The interactivity construct is calculated using five indicators that represent various aspects of interactivity in e-learning. This construct assesses how much involvement learners have while using e-learning. The findings suggested that learners’ attitudes were equivalent to the preceding two constructs of effectiveness and ease of use, as seen in Fig. 3. Students’ perceptions on interactivity are dominated by negative attitudes, with roughly 60% of students’ impressions falling on the negative side of the Likert scale. This to be added to 15% of students being neutral or unable to make a judgment in this regard.

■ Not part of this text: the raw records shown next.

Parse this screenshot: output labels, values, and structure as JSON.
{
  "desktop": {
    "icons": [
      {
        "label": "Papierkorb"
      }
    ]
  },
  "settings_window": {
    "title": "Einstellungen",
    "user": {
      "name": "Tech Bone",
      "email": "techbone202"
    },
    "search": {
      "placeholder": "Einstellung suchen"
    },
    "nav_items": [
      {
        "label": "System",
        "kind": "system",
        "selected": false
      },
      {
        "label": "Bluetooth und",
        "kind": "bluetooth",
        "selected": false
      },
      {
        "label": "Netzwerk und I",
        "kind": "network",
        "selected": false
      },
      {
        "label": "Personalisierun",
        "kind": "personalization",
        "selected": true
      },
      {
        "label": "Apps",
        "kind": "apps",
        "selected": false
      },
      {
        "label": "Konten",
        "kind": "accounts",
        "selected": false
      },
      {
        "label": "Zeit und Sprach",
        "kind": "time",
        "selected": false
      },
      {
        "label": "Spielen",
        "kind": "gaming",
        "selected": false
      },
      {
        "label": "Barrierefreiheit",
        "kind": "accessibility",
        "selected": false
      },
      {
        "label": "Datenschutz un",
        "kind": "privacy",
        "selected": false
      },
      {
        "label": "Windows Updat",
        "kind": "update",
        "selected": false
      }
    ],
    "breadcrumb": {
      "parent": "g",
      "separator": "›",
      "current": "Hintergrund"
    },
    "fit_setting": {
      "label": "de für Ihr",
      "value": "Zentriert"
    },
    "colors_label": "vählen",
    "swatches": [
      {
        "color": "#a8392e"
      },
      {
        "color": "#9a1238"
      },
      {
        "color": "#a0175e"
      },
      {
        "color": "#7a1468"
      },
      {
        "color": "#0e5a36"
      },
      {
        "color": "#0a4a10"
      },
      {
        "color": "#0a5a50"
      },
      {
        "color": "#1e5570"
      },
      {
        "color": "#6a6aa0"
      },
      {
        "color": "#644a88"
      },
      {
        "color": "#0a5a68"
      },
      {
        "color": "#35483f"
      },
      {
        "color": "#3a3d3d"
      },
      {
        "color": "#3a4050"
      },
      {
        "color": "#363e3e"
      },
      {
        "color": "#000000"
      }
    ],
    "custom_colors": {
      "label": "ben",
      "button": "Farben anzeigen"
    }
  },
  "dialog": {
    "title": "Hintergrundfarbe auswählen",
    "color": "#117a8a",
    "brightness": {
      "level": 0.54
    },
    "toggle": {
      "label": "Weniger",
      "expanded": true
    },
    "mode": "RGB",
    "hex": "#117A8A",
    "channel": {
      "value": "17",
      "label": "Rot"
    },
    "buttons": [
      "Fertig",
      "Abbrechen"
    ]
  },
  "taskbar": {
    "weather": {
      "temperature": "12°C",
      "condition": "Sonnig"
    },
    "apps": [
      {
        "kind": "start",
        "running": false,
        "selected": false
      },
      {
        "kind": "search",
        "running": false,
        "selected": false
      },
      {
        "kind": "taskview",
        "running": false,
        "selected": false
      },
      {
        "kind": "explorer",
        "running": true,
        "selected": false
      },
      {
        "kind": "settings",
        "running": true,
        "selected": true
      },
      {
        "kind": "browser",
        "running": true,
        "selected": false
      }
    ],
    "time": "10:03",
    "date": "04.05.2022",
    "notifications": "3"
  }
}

The average student’s perceptions are around the third level of the Likert scale, which is slightly negative, as is the median with a score of 3. When the standard deviation is factored in, 68.2% of the sample falls somewhere between 1 strongly disagree and moderately agree, see Table 4.
In the realm of education, motivation is one of the most crucial foundations for achieving educational goals, whether general, intermediate, or behavioural, and increasing the productive capabilities of the educational process’ represented by students. The motivation construct is calculated using seven indicators that represent various aspects of e-learning motivation. As demonstrated by the results, students aren’t really motivated to learn through the e-learning platform, as more than 65% of students believe the e-learning does not provide adequate motivation to pursue their education. Only a small percentage of the population have a good attitude toward using technology to learn, see Fig. 4. The figure clearly indicates that technology does not effectively work to motivate students to learn in the cyberspace, compared to face to face education.
The average response of learners is slightly lower than 3.0 (disagree to certain extent), and when the standard deviation is taken into consideration together with the mean value, then 68.2% of the sample have their responses between 1.0 (strongly disagree) to 5.0 (agree to some extent), which also designates a negative impression, see Table 5.
6 E-learning Academic Assessment
In contrast to the issues stated above, students’ perceptions of e-learning have evolved and tended to be positive in this issue. In comparison to face-to-face schooling, remote tests appear to be more convenient for students. Teachers faced enormous challenges as proctors while examining students online as it is very difficult to track what students are doing remotely. There is a clear shift towards positivity, as illustrated in Fig. 5, with around 45% of students’ opinions falling on the positive side of the Likert scale, which is more than 4 points (neutral). This is the reality of one of the e-learning issues for which no solution has yet been found.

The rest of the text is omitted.